Tout ce qui rôde autour d’une centrale est banni

Tout comme les drones peuvent être commandés à distance, d’autres engins plus aléatoires peuvent être projetés d’un point éloigné ou simplement déposés. Le 18 janvier 1982, cinq roquettes sont tirées sur le surgénérateur Superphénix de Malville encore en chantier. Heureusement, le réacteur n’était pas encore chargé en combustible. L’opération aurait été tout aussi possible s’il l’avait été ! Une action revendiquée de nombreuses années plus tard par un militant écologiste suisse devenu député, Chaïm Nissim. Selon Wikipédia (source aléatoire), le lance-roquettes fut obtenu par la Fraction Armée rouge grâce à Carlos et les Cellules communistes combattantes belges. Quant au FLB, Front de libération de la Bretagne, il commettra deux doubles attentats contre des équipements périphériques de la petite centrale nucléaire des monts d’Arrée, sise à Loqueffret-Brennilis, le 15 août 1975, sur une prise d’eau de turbine et un poste de téléphone, l’autre (avorté) à la base de la cheminée servant à la filtration et au rejet de l’air, puis, le 14 janvier 1979 sur deux pylônes THT.

On le voit, l’extrême vulnérabilité des centrales nucléaires est patente (sans même parler des accidents de dysfonctionnement), au point qu’on s’étonnerait presque qu’aucun groupe terroriste ne se soit encore emparé de cette opportunité de faire vaciller les prétentieuses métropoles occidentales. Mais le regretté Charb (dessinateur de Charlie Hebdo) ironisait aussi dans un dessin légèrement antérieur à son assassinat, le 7 janvier 2015, faisant dire à un fou de Dieu : « Attendez ! On a jusqu’à la fin janvier pour présenter ses vœux ! »
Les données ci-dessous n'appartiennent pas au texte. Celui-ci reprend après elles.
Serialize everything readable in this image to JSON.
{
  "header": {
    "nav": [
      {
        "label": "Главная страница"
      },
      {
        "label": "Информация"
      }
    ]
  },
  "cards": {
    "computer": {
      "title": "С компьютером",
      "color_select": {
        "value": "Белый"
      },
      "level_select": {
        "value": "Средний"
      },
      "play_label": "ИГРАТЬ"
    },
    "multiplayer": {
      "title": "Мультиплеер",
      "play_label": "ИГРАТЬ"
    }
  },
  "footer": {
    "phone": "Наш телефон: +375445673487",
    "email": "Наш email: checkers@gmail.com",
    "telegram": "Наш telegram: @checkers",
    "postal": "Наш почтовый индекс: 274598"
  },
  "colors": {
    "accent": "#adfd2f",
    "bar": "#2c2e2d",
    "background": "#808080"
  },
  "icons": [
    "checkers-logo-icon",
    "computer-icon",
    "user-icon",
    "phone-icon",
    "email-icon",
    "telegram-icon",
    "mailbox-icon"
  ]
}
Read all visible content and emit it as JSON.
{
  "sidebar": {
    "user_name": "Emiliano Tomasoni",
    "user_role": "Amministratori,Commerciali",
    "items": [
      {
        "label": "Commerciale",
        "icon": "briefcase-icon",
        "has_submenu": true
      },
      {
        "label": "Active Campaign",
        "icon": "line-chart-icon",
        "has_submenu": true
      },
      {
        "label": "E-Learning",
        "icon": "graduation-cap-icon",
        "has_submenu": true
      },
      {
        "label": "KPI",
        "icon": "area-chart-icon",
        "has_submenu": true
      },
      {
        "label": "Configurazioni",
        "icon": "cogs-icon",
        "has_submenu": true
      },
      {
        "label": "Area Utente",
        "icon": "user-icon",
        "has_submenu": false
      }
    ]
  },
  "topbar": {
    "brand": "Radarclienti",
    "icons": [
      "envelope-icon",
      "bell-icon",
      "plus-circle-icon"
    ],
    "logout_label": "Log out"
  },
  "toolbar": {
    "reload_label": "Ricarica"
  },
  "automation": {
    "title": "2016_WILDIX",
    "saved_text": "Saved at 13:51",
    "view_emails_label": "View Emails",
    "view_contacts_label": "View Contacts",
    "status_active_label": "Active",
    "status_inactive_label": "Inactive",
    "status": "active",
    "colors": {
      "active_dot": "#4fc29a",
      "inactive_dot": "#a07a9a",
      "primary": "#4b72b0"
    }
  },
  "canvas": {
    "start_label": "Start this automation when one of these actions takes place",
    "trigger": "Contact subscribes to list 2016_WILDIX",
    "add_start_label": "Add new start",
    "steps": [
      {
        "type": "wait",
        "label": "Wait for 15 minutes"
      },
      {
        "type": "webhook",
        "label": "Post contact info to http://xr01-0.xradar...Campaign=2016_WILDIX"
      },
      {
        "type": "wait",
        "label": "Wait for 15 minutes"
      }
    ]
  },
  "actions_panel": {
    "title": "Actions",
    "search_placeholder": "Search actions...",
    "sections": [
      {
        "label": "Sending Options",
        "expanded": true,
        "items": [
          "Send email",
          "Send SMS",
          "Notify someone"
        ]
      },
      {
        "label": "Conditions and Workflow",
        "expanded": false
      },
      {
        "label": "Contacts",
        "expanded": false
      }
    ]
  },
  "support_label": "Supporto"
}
Aux nombreuses intrusions de militants de Greenpeace, notamment (dont certaines coordonnées) dans des centrales nucléaires françaises (4) — une douzaine en tout (Fessenheim, Gravelines, Golfech, Cruas, Nogent-sur-Seine) —, la seule riposte de votre gouvernement a déjà été de proposer d’accentuer la pénalisation de ces lanceurs d’alerte que vous déclarez par ailleurs vouloir protéger. La réponse à la vulnérabilité du parc nucléaire du pays — sur fond de bourdonnement de drones et de traumatisme post Charlie ­— sera certainement de promulguer de nouvelles lois limitantes, répressives, un Patriot Act à la française qui ne dit pas son nom, juste un peu plus mou du genou, mais un Patriot Act néanmoins liberticide qui visera en priorité les mouvements politiques et sociaux, « explosant » l’unanimisme républicain du 11 janvier.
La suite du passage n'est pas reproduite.